The White House said it plans to finalize COVID-19 vaccine regulations for large companies “soon” and said the mandate will not worsen the supply-chain crunch because workers will comply.

COVID-19 coordinator Jeff Zients said the Labor Department submitted the text of the rule, which requires companies with 100 or more workers to mandate that workers be vaccinated or face weekly testing, to the administration’s Office of Management and Budget.

He couldn’t give a timeline for when the regulation will kick in as business groups demand clarity on the parameters of the mandate and how it should be enforced. President Biden outlined the rule as part of a broader vaccine mandate on federal workers and contractors on Sept. 9.

“The rule will be finalized soon, but we know businesses are already acting,” Mr. Zients said during a COVID-19 briefing.

Some industries are warning that some workers will walk off the job instead of getting the shots, worsening labor shortages and economic shocks from the pandemic.



Mr. Zients downplayed those fears, pointing to high vaccination rates at companies that acted on their own and the breathing room written into Mr. Biden’s rules.

He pointed to Tyson Foods, which achieved a 96% vaccination rate ahead of its deadline next week, while certain hospitals and airlines have gotten above 90%.

Separately, Mr. Zients said there are “still weeks” until federal workers hit a deadline of Nov. 22 to get vaccinated and federal contractors face a deadline of Dec. 8.

He said once those deadlines hit, holdout employees will have a chance to get educated on vaccines and receive counseling or accommodations before they face termination.

“These processes play out across weeks, not days,” Mr. Zients said. “We’re creating flexibility within the system. We’re offering people multiple opportunities to get vaccinated, there is not a cliff here. And the purpose, most importantly, is to get people vaccinated and protected, not to punish them, so we do not expect any disruptions.”

Roughly 57% of the U.S. population is fully vaccinated but the administration is pushing to lift vaccination rates. The administration fears another setback in the pandemic fight even though things are trending in the right direction at the moment.

Reported infections are down roughly 60% — from 175,000 per day in mid-September to 71,000, and hospitalizations are down 54% from the fall peak.

Montana, Wyoming and West Virginia are the only states with more than 40 persons per 100,000 hospitalized with the disease as the U.S. braces to see if vaccination levels are sufficient to stiff-arm the virus in the colder months. Each of those states has a vaccination rate that is lower than the national average.

GOP lawmakers and governors oppose Mr. Biden’s vaccine mandates and want him to reverse the moves. They’re concerned about a drain of workers and a lack of military readiness if the Department of Defense relies on mass dismissal to enforce its mandate.

Some employers say they’ve been able to lift vaccination rates without federal intervention.

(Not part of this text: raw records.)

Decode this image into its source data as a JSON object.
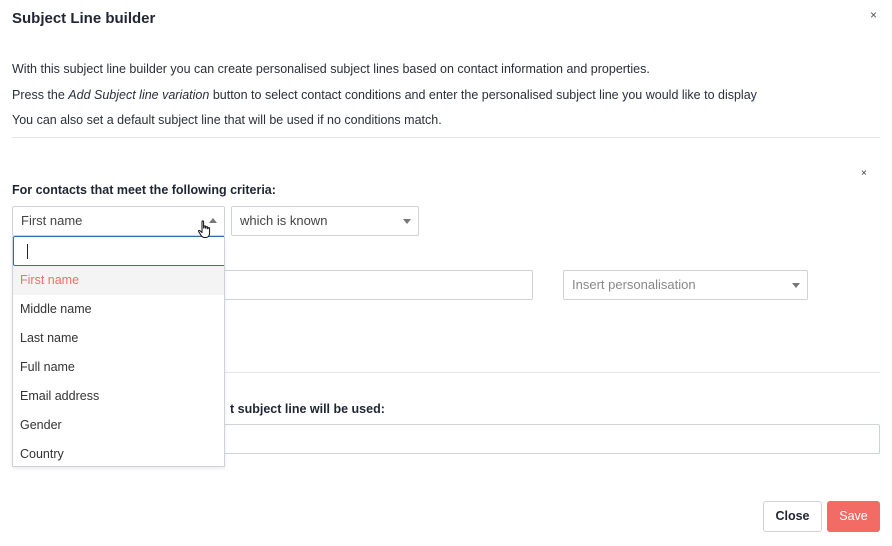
{
  "modal": {
    "title": "Subject Line builder",
    "close_glyph": "×"
  },
  "intro": {
    "line1": "With this subject line builder you can create personalised subject lines based on contact information and properties.",
    "line2_prefix": "Press the ",
    "line2_em": "Add Subject line variation",
    "line2_suffix": " button to select contact conditions and enter the personalised subject line you would like to display",
    "line3": "You can also set a default subject line that will be used if no conditions match."
  },
  "rule": {
    "remove_glyph": "×",
    "criteria_label": "For contacts that meet the following criteria:",
    "field_select": {
      "value": "First name"
    },
    "condition_select": {
      "value": "which is known"
    },
    "personalisation_select": {
      "placeholder": "Insert personalisation"
    }
  },
  "dropdown": {
    "search_value": "",
    "options": [
      "First name",
      "Middle name",
      "Last name",
      "Full name",
      "Email address",
      "Gender",
      "Country"
    ],
    "selected_index": 0
  },
  "default_section": {
    "label_visible": "t subject line will be used:"
  },
  "footer": {
    "close_label": "Close",
    "save_label": "Save"
  },
  "colors": {
    "accent": "#f26b65",
    "selected_option_text": "#f07066",
    "focus_border": "#2a6fb5"
  },
  "icons": {
    "modal_close": "close-icon",
    "rule_remove": "close-icon",
    "mouse": "hand-pointer-icon"
  }
}
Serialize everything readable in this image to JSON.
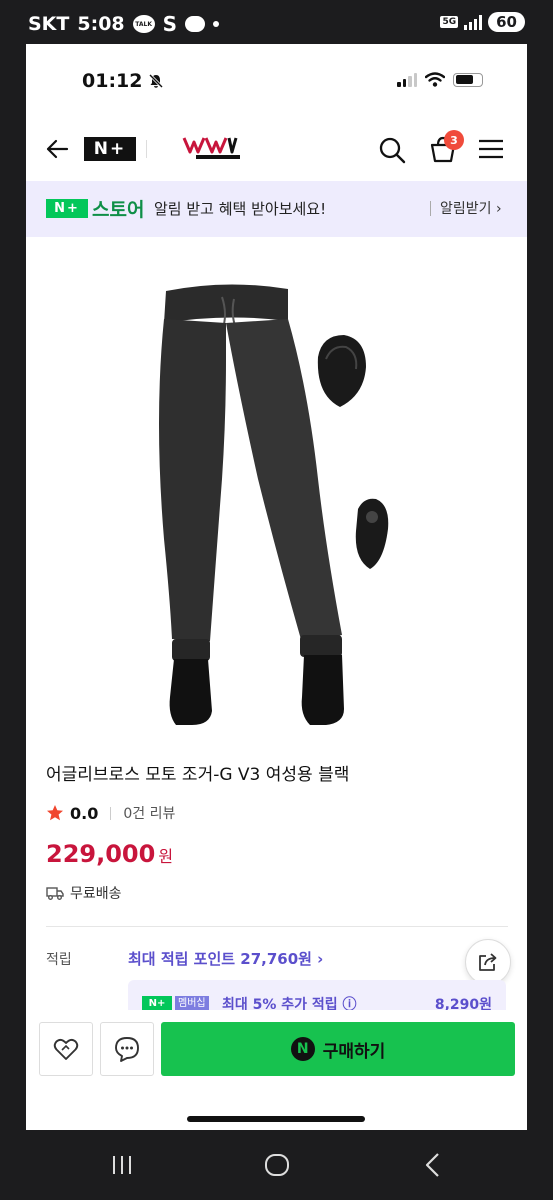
{
  "android_status": {
    "carrier": "SKT",
    "time": "5:08",
    "talk_text": "TALK",
    "s_glyph": "S",
    "net": "5G",
    "battery": "60"
  },
  "ios_status": {
    "time": "01:12"
  },
  "header": {
    "np_logo": "N+",
    "cart_count": "3"
  },
  "banner": {
    "np": "N+",
    "store": "스토어",
    "message": "알림 받고 혜택 받아보세요!",
    "link": "알림받기 ›"
  },
  "product": {
    "name": "어글리브로스 모토 조거-G V3 여성용 블랙",
    "rating": "0.0",
    "reviews": "0건 리뷰",
    "price": "229,000",
    "currency": "원",
    "shipping": "무료배송"
  },
  "points": {
    "label": "적립",
    "link": "최대 적립 포인트 27,760원 ›",
    "member_np": "N+",
    "member_badge": "멤버십",
    "member_text": "최대 5% 추가 적립 ⓘ",
    "member_value": "8,290원"
  },
  "buy_bar": {
    "buy_label": "구매하기",
    "n_glyph": "N"
  },
  "colors": {
    "naver_green": "#03c75a",
    "price_red": "#c8153c",
    "point_purple": "#5b4fcc",
    "banner_bg": "#eeecfd"
  },
  "icons": [
    "back-icon",
    "search-icon",
    "cart-icon",
    "menu-icon",
    "star-icon",
    "truck-icon",
    "share-icon",
    "heart-icon",
    "chat-icon"
  ]
}
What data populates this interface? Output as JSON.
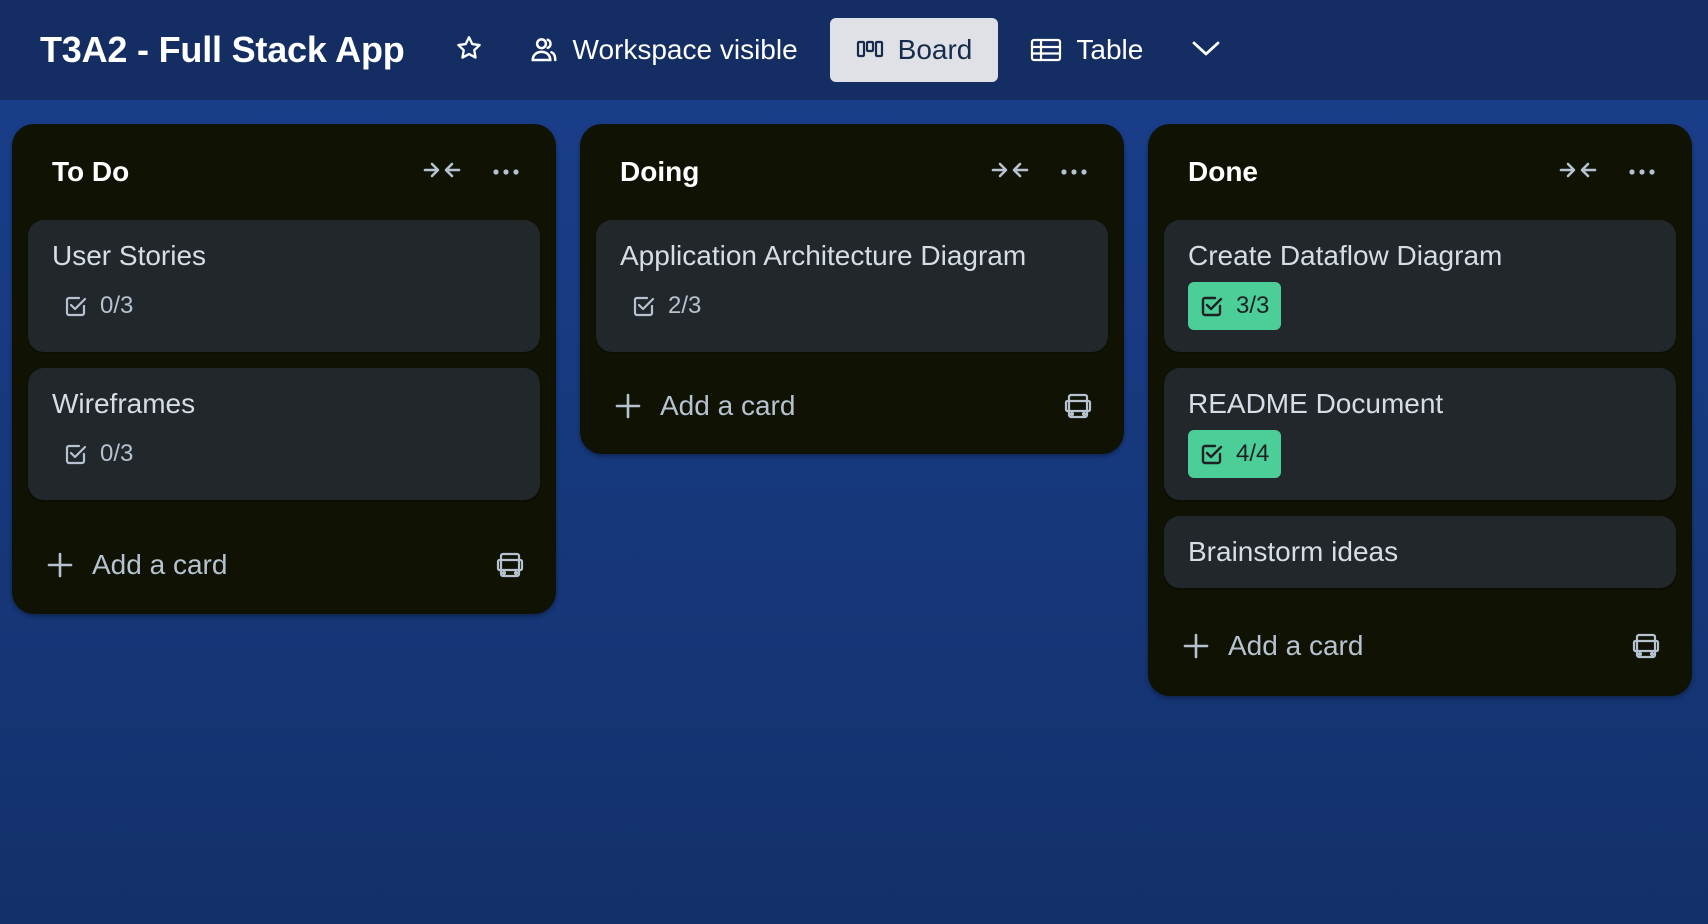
{
  "header": {
    "board_title": "T3A2 - Full Stack App",
    "visibility_label": "Workspace visible",
    "views": [
      {
        "label": "Board",
        "active": true
      },
      {
        "label": "Table",
        "active": false
      }
    ]
  },
  "colors": {
    "background": "#1a3f8c",
    "topbar": "#142d62",
    "list_bg": "#101204",
    "card_bg": "#22272b",
    "complete_badge": "#4bce97"
  },
  "lists": [
    {
      "title": "To Do",
      "cards": [
        {
          "title": "User Stories",
          "checklist": "0/3",
          "complete": false
        },
        {
          "title": "Wireframes",
          "checklist": "0/3",
          "complete": false
        }
      ],
      "add_label": "Add a card"
    },
    {
      "title": "Doing",
      "cards": [
        {
          "title": "Application Architecture Diagram",
          "checklist": "2/3",
          "complete": false
        }
      ],
      "add_label": "Add a card"
    },
    {
      "title": "Done",
      "cards": [
        {
          "title": "Create Dataflow Diagram",
          "checklist": "3/3",
          "complete": true
        },
        {
          "title": "README Document",
          "checklist": "4/4",
          "complete": true
        },
        {
          "title": "Brainstorm ideas"
        }
      ],
      "add_label": "Add a card"
    }
  ],
  "icons": [
    "star-icon",
    "people-icon",
    "board-icon",
    "table-icon",
    "chevron-down-icon",
    "collapse-icon",
    "more-icon",
    "checklist-icon",
    "plus-icon",
    "template-icon"
  ]
}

Delta Airlines CEO Ed Bastian, who unlike rivals resisted a mandate on existing employees, recently said his company managed to get 90% of its employers vaccinated.

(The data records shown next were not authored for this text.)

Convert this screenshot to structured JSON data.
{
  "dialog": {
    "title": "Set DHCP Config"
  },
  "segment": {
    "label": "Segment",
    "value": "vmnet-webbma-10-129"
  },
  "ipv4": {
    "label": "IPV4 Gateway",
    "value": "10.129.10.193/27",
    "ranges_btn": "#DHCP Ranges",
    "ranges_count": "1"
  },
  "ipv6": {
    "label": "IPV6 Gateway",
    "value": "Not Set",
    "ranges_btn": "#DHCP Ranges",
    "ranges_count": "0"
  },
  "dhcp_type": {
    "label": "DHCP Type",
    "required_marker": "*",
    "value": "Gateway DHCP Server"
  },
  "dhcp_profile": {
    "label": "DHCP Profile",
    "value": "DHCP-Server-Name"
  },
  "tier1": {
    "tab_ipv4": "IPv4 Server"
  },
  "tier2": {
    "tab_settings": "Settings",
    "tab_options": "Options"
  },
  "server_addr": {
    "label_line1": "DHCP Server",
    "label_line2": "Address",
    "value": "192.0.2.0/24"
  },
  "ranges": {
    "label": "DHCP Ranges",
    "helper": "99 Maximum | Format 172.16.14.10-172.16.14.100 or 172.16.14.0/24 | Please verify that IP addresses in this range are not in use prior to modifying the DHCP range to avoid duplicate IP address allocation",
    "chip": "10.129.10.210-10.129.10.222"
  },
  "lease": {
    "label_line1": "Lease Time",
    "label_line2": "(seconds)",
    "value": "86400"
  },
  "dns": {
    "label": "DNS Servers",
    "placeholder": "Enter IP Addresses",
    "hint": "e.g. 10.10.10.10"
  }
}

“By the time we’re done we’ll be pretty close to fully vaccinated as a company without going through all the divisiveness of a mandate,” Mr. Bastian told Fox Business this month.

“We’re proving that you can work collaboratively with your people, trusting your people to make the right decisions, respecting their decisions and not forcing them over the loss of their jobs,” he said.

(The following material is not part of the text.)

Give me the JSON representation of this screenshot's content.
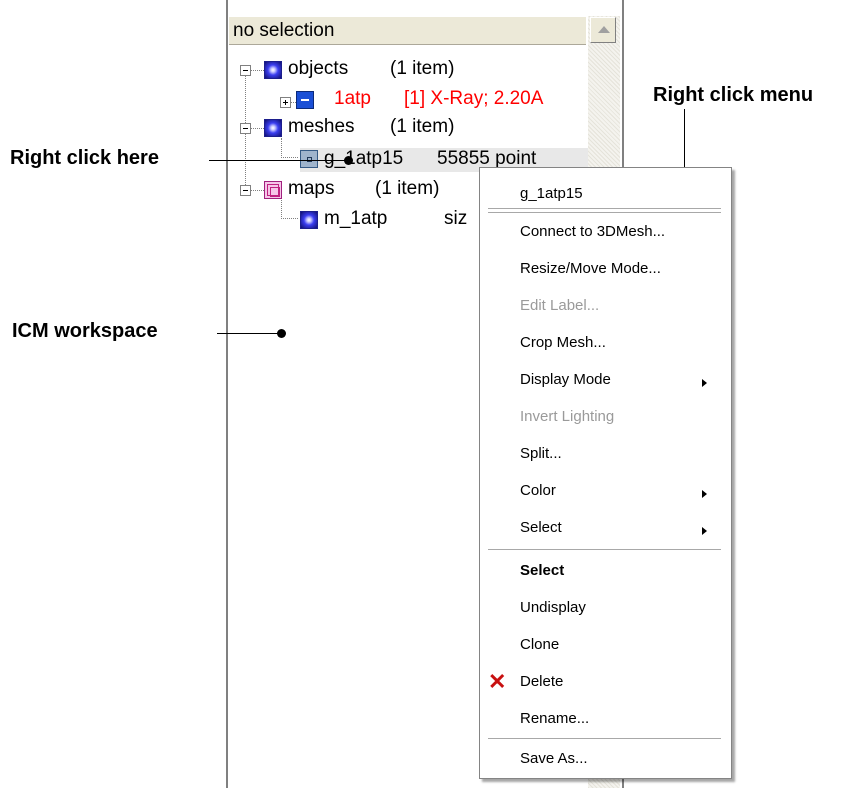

The University of Tulsa said it has gotten nearly 91% of its faculty vaccinated, plus nearly 80% of the student body and 83% of staff.

On Wednesday, it said its status as a federal contractor — it is a research university — means holdouts will need to get vaccinated or seek a medical or religious exemption before the Dec. 8 deadline.

“After concerted efforts to incentivize and educate our employees about the personal and community benefits of receiving a vaccine, the vast majority of TU employees already are immunized against COVID-19,” the university said. “While these voluntary efforts have proven effective, as demonstrated by our high vaccination rate and our low number of cases, we have no option but to comply with the mandate.”